第12話 親
「とりあえず、店に戻ろっか」
身元のわからない男を連れて行くわけにもいかず、セシル達はリセッタの店に引き返した。
部下が入口の外で見張りに立つ。
狭い店内では。
セシルが唯一のソファーに陣取り、当然のような顔でレニーがその横に立つ。
セシルはいつの間にか、顔の上半分を覆う舞踏会用の仮面をつけていた。目の部分には薄いブルーのガラスがはまっている。
フードの男は何か言いたそうだったが、家柄が良さそうな子供だから仕方がないとあきらめて。椅子を引っ張ってきてリセッタに座るよう促し、自分は立った。

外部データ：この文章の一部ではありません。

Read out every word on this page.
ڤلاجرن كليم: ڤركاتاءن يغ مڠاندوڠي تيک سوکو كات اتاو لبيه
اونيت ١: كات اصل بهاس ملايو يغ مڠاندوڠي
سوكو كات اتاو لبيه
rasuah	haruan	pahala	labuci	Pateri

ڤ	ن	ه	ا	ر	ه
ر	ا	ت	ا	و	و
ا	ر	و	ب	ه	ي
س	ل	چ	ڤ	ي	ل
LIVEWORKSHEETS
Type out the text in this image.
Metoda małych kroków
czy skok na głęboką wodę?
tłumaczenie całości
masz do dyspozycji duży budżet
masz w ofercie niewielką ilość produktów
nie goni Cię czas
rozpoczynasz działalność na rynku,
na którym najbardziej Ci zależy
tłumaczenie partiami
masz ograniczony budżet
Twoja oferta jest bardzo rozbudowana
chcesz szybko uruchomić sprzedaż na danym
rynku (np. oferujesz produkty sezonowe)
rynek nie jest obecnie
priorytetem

「婚姻の約束を交わしていた彼女が突然姿を消して以来、17年間捜し続けてきた。再会した喜びに舞い上がって、君たちの事を早合点したようだ、すまなかった」
落ち着くと、物腰の柔らかそうな人物だった。
ただ、それ以上の個人情報は語らず、フードを脱ぐ気はないようだっだ。
男が現れてからずっと、リセッタは顔色が悪い。
男はリセッタの前にひざまずくと。
「リセッタ」
と両手でその手を
「なぜあの日、突然私の前からいなくなったんだい?」
長い年月の答え合わせをしようと、フードの下から男が見つめる。
「……あのままでは殺されていました」
手に視線を落としたままリセッタが、独り言のようにつぶやく。
その物騒なつぶやきを想定していたように。
「やはりそうか」
と男は眉を曇らせた。
「あの方はなぜそんな暴挙に出たのだろうね、心あたりは?」
両手ごと視線をすくいあげられ、絡めとられると。リセッタは諦めたように。
「……子供ができました……」
と答えた。
男は一度呼吸を止め、すぐに大きく息を吸いこむと。
「……それで子は、無事に産まれたのかい?」
声には嬉しさと不安が入り混じっていた。
「はい」
リセッタの答えは、短くはっきりしていた。
「そうか、良かった。無事に産まれたか……」
声が涙で滲んでいく。
「身重での逃亡生活は、並大抵な苦労ではなかったろう……この17年間、本当に苦労をかけた。もう何も心配しなくてもいい」
強く握った両手に額をつけると。
「もう大丈夫だ、一緒に帰ろう」
と男は言った。
にこにこと、口元に笑みを浮かべたセシルが。
「無事に産まれて良かったね。綺麗な娘さんだよ」
と二人の会話に口を挟んだ。
男が少し迷惑そうに。
「……娘だったか。君も知っているのだな。先程はたしか、リセッタが君の命を狙ったと言っていたが……」
フードの男はリセッタに。
「トラブルなのか?」
と尋ねた。
場合によっては、もう一戦交える気かもしれない。
「いいえ。私が、取り返しのつかない
リセッタが椅子から立ちあがると。
セシルの前に進み、その前に膝をついた。
そして。
「お願いします。どうか償いは、私の命だけでお許しください」
と床に額を強く押しつけた。
男が驚いてリセッタを起こそうとしたが。
彼女は動かなかった。
「本当に娘は何も知りません。お願い致します、どうか娘を父親の元に返すことをお許し下さい」
男があきらめて、その横に片膝をつく。
「彼女は私の庇護下にある。私にできることなら何でもすると約束しよう。頼む、彼女と私達の娘をどうか許して欲しい」
まっすぐセシルを見ながら、男がフードを取り払った。
「私の名はジュリアス・ラッセル。隣国オルコット王クリス・ラッセルの弟だ」
そこには、ジュリエッタと同じ色の髪と瞳があった。